BOTETOURT – Rumors that the two historic buildings at Greenfield would be moved this week apparently prompted Botetourt County officials to issue a press release this afternoon (Wednesday) to quell those rumors.
The news release does affirm the buildings will be moved, and that archaeological investigation concerning possible unmarked graves on the property is continuing.
The news releases says, “At its regular monthly meeting on January 26, the Botetourt County Board of Supervisors offered a reasoned and positive vision of the preservation of the historical resources at the Botetourt Center at Greenfield.
County officials and some citizens have been at odds over moving a former Greenfield Plantation slave quarters and summer kitchen that sit on the site destined to be used for a shell building as an economic development tool.
“After much deliberation, the Board affirmed its decision to relocate two historical structures to a 28-acre preservation area at Greenfield in order to both showcase those buildings along with other historical resources and to promote the economic development for which Greenfield was intended.
“Also, at that meeting, the Board directed staff to move forward with continued archaeological investigations regarding assertions of unmarked graves on the site.
“The Board takes the assertions of an unmarked cemetery seriously,” said Deputy County Administrator David Moorman in the news release. “Staff have been authorized to take the appropriate actions to investigate those assertions and, if validated, to handle the graves with the respect they deserve.”
The news release continues: “In accordance with that direction, on February 2, Botetourt County officials met with concerned citizens to receive information about potential grave sites. The citizens were asked to identify one or more sites that, according to oral histories relayed by Preston family descendants and the descendants of Preston family slaves could contain unidentified slave gravesites.
“Archaeologists with Rivanna Archaeological Services of Charlottesville also inspected the site to help identify possible burial sites.
“The County is working with community members and our archaeologists to ensure that no known grave sites will be disturbed during the move,” said Moorman. “We have used the delay afforded to us by the recent inclement weather to move forward on this process.”

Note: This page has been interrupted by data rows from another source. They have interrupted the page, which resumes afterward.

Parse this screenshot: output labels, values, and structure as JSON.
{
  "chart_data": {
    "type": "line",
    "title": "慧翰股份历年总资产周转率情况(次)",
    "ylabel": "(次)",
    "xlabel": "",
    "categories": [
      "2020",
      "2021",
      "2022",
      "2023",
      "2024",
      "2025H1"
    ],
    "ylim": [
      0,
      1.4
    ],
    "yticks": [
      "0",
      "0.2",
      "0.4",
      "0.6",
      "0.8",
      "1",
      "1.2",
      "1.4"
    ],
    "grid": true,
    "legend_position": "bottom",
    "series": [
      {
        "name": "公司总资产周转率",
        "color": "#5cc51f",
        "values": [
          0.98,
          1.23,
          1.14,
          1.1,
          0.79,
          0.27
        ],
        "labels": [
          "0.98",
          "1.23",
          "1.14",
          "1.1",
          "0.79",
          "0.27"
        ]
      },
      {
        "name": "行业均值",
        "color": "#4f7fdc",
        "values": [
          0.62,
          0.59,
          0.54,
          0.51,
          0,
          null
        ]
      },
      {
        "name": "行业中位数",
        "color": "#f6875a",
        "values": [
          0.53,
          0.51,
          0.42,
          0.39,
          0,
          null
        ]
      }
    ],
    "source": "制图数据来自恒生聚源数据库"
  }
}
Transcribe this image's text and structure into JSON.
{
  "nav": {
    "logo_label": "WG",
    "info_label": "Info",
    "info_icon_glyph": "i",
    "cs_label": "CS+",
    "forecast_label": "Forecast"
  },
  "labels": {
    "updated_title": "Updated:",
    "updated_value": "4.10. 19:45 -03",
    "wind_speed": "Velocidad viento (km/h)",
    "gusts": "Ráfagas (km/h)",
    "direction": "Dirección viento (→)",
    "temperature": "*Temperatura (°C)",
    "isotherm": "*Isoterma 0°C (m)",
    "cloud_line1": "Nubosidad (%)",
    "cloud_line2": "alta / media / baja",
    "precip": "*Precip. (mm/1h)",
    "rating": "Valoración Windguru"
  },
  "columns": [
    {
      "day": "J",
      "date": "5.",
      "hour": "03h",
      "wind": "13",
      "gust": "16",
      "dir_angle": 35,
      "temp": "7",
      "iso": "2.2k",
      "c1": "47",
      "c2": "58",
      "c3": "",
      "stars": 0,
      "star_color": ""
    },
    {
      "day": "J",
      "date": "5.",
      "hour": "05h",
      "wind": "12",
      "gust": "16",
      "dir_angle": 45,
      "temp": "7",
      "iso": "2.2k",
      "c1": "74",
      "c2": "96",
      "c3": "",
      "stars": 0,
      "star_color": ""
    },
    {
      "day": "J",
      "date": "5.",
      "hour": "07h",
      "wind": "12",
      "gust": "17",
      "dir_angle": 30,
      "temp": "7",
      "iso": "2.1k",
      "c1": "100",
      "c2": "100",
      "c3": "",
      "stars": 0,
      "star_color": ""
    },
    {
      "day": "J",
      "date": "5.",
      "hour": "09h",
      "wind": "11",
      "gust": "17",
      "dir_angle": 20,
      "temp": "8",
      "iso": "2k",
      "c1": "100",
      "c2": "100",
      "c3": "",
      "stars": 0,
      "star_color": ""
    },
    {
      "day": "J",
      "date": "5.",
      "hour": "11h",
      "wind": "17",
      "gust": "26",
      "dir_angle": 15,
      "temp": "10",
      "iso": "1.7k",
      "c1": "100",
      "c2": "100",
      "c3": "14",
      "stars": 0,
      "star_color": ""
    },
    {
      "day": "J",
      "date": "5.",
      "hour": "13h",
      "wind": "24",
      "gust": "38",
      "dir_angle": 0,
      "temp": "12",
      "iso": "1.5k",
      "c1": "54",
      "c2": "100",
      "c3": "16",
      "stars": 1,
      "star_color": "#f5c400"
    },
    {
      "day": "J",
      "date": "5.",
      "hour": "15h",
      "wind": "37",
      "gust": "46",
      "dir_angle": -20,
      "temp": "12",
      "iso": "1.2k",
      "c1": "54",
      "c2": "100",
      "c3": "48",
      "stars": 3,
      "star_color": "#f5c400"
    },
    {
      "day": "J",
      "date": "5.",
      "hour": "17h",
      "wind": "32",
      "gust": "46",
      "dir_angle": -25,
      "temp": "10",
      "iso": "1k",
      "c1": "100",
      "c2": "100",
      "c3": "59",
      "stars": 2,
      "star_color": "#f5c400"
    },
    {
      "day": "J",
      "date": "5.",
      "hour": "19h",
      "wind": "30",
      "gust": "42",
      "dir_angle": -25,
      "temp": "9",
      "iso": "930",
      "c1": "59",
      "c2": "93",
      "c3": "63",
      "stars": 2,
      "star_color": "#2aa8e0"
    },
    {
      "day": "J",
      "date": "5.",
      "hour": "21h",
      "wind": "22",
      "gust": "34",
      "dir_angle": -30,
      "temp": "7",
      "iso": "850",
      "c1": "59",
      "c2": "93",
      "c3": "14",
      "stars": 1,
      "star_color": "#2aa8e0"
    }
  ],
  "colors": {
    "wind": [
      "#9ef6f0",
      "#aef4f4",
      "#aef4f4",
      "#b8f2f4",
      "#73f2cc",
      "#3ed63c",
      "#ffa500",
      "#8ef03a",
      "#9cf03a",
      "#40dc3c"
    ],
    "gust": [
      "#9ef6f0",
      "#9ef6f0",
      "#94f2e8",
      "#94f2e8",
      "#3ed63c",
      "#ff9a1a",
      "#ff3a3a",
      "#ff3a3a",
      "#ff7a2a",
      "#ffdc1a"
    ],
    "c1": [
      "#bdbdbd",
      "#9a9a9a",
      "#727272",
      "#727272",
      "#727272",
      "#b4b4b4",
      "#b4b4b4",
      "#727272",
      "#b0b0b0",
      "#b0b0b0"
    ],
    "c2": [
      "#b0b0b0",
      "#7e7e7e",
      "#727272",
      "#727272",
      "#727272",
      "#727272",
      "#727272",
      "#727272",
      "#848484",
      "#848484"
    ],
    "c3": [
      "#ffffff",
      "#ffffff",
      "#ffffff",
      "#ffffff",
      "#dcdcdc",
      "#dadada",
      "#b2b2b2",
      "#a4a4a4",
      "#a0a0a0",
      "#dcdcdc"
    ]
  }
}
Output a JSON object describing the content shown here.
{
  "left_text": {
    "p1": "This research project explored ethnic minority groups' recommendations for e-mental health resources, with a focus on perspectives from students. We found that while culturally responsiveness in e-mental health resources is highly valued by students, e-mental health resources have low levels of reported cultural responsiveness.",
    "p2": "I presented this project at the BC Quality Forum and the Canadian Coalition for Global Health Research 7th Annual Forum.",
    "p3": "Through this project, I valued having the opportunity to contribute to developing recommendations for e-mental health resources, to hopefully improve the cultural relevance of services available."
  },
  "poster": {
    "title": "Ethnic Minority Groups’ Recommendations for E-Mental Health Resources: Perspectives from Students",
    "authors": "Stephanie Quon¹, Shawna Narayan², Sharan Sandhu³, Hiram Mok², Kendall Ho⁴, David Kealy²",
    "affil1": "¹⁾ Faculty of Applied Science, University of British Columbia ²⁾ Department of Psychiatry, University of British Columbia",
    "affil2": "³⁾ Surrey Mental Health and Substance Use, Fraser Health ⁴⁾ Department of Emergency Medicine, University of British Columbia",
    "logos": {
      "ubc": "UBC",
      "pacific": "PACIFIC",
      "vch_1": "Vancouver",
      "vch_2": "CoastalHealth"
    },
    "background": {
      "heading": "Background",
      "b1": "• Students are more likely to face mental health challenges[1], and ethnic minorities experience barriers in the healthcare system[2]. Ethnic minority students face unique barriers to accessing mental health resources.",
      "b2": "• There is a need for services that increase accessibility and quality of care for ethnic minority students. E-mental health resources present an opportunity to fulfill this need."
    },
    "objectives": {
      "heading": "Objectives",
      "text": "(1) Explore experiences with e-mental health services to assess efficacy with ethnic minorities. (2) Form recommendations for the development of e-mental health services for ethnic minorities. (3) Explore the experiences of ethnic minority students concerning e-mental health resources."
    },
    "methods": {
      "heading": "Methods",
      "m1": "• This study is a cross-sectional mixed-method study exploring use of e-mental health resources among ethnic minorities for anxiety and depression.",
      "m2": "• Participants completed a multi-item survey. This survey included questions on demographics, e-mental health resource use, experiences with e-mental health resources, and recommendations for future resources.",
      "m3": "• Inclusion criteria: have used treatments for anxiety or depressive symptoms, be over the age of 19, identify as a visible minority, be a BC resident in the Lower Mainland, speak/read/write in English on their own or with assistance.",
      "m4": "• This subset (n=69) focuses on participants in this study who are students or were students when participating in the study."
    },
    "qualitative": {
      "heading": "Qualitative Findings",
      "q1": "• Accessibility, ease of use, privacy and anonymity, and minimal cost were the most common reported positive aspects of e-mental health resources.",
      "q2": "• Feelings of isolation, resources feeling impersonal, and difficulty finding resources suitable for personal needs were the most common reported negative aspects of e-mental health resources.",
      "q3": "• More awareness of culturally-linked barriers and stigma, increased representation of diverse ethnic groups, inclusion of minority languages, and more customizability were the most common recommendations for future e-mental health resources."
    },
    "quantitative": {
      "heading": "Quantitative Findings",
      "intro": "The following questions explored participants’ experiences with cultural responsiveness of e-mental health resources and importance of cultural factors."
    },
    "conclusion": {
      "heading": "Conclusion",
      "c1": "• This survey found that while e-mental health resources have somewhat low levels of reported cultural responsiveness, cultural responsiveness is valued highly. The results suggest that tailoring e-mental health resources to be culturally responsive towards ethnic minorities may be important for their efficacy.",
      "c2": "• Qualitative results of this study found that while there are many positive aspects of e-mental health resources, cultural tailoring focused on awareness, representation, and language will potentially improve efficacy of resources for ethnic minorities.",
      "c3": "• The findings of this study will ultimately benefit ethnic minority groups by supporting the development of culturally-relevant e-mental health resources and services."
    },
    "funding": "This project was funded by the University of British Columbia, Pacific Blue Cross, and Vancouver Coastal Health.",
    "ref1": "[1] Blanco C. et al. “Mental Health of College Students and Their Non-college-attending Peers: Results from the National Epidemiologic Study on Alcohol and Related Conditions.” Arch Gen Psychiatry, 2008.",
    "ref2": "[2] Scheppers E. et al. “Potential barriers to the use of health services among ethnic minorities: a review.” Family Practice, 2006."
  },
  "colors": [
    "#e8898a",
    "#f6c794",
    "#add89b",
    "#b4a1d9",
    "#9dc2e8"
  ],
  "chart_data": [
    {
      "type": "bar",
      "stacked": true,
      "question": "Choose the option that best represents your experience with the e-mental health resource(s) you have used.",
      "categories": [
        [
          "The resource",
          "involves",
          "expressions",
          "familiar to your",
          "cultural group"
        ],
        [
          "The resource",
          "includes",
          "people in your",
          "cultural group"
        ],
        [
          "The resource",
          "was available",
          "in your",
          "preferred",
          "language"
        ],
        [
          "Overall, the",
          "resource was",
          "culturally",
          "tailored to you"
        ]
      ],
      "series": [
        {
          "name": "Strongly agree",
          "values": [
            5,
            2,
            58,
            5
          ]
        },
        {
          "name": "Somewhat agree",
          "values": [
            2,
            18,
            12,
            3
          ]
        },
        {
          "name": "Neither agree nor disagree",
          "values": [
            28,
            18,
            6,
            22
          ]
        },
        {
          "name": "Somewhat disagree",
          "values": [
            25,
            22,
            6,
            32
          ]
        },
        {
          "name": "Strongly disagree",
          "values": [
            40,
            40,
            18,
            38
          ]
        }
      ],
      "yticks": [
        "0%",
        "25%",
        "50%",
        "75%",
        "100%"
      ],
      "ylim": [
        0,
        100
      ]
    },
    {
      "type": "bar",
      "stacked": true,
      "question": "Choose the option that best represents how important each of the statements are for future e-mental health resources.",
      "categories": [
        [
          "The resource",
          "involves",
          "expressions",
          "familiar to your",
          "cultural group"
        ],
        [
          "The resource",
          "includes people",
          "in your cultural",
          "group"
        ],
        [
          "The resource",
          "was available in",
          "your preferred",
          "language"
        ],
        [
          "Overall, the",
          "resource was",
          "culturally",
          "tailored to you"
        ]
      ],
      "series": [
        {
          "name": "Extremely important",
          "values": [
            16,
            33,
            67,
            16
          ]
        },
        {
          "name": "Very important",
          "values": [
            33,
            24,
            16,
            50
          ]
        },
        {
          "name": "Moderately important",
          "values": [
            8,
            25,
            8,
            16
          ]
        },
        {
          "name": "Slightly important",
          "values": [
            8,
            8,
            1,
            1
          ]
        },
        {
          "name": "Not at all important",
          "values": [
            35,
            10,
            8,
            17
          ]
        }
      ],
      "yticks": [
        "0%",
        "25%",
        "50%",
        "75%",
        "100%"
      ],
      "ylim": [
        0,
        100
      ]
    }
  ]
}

“At this time, no specific sites are identified in the oral histories. County officials are currently awaiting a request from community members based on information from an outside archaeological firm regarding what areas they would like to see investigated,” the news release says.
“Moreover, this archaeological work is in addition to the work already completed by the County. When it purchased the Greenfield property in the mid-1990s, the County had a Phase I archaeological investigation made of the entire property. In recent weeks, archaeologists researched and recovered artifacts found around and beneath the structures intended to be moved.
“Today, archaeologists have begun further investigation of the larger site to confirm whether unmarked slave grave sites are present, as oral histories suggest. During this process, work by the contractors hired by the County to move the buildings will continue, as weather permits. No areas subject to investigation by the archaeologists will be disturbed by the moving contractors.
“No date has been set for moving the structures. The scheduling of such a move is dependent on a number of factors, including weather. Furthermore, the County intends to accommodate persons interested in watching the buildings’ move in a manner that is safe and that does not unlawfully obstruct.”